Yes, but these techniques have a drawback : they are not garantueed to find
solutions yet they are garantueed to increase the time a run takes.

I'm still unsure if it would be worth carrying over that possibilities
array. I'm going to implement auto-solving of single candidates and see how
big the performance hit/gain is.

>  I've seen on the hard level that the brute force recursive code went
some 20 levels deep (at one point). If it did all combinations of 9^20 than
you'd get potentially 12,157,665,459,056,928,801 combinations it may have
to brute force. That can take a very very very long time. With that in
mind, brute force should likely be a last resort if you are doing other
algorithms.
>

Yes but I only test allowed numbers so if of those 20 combinations we need
5 fours, 3 nines, 4 twos and 8 ones, the possibilities to test are only
3491888400 which is reasonable for a pc :)

> Here's what I've done recently. I've made a grid something like
ubyte[10][9][9]. This represents the grid and all combinations needed for
it. This way if [0] is non-zero you know it has an answer, otherwise the
rest are which are potentially possible.

That is indeed a really smart approach, I'll try that.

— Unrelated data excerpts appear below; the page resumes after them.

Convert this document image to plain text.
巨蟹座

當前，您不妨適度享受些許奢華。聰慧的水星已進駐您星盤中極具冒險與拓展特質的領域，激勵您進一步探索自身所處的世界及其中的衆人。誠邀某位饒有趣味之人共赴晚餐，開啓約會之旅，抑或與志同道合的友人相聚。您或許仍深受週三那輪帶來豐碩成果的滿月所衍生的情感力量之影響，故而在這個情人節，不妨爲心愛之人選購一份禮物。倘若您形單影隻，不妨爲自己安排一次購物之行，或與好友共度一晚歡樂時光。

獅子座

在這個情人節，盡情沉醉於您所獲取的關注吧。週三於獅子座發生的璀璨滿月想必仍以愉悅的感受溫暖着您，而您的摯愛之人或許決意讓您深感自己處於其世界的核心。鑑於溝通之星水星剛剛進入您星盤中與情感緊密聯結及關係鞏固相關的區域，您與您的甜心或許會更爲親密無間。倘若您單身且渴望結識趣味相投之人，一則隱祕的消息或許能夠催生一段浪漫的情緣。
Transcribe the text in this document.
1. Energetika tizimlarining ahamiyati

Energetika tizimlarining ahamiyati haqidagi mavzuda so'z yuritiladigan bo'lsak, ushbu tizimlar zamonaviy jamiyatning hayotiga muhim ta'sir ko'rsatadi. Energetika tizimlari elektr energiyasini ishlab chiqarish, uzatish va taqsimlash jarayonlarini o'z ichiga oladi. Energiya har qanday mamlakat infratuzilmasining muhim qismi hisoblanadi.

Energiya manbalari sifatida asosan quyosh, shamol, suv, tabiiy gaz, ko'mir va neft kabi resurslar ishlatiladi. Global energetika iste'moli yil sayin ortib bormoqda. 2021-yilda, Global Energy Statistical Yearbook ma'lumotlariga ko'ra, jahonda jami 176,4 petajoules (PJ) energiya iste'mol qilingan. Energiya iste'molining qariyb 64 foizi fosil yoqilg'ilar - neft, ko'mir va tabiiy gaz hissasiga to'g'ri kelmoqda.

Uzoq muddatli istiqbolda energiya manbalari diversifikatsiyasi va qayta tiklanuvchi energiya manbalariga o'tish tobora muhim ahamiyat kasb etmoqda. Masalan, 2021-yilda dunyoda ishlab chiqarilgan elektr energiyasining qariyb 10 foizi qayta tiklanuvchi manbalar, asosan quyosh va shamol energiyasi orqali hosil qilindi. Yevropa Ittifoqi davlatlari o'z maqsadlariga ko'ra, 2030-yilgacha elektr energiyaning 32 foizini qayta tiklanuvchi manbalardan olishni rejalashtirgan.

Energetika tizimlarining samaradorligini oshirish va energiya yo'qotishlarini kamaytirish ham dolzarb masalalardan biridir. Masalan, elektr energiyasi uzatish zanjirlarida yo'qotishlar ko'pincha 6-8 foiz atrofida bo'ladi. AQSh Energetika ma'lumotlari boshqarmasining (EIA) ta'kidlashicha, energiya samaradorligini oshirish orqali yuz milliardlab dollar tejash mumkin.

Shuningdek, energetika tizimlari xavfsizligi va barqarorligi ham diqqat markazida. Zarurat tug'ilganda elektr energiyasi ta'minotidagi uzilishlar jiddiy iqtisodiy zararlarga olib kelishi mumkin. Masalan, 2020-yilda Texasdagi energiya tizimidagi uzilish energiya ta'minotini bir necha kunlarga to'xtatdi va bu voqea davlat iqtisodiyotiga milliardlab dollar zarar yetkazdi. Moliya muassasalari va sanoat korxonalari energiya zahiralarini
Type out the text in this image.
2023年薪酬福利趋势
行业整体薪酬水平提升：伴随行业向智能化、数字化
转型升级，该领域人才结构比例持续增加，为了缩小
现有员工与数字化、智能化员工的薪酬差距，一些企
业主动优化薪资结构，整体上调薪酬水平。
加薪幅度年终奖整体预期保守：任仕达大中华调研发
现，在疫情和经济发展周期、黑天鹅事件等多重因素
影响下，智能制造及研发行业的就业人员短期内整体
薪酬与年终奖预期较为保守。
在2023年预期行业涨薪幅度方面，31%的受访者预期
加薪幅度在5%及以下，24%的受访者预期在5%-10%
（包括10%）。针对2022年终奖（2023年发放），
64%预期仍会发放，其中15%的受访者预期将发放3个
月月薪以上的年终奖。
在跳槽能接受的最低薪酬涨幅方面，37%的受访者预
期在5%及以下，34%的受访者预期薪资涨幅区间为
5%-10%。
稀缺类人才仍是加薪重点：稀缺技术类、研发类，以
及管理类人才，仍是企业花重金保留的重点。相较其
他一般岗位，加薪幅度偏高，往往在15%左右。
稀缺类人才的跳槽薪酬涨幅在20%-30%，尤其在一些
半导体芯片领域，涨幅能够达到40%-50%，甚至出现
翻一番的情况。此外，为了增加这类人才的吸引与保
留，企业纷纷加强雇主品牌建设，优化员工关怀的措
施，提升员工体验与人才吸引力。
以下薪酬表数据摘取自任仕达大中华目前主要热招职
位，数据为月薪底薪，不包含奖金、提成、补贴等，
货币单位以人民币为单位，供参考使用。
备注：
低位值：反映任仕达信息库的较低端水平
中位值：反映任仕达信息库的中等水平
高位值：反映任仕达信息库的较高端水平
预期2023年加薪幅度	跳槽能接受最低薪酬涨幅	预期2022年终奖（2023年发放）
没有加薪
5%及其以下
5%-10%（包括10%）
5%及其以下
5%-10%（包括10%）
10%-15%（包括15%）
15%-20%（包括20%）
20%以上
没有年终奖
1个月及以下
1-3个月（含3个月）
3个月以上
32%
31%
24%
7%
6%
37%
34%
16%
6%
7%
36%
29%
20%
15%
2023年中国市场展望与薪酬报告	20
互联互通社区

By optimizing a bit more (who would've thought that a for loop copying
values one by one is way faster then some slice magic?) I was able to make
my program 3 times faster. Now it can solve an empty sudoku in 0.05 ms and
solve the hard sudoku in 0.06s. My sudoku generator for valid sudoku
solution now runs at 13000 sudokus a second.

Still it comes nowhere near beating timons solution. Is the logic of that
documented somewhere because I don't understand it.

And vera, why are you using exceptions instead of return values? I think
it's slowing your solver down considerably.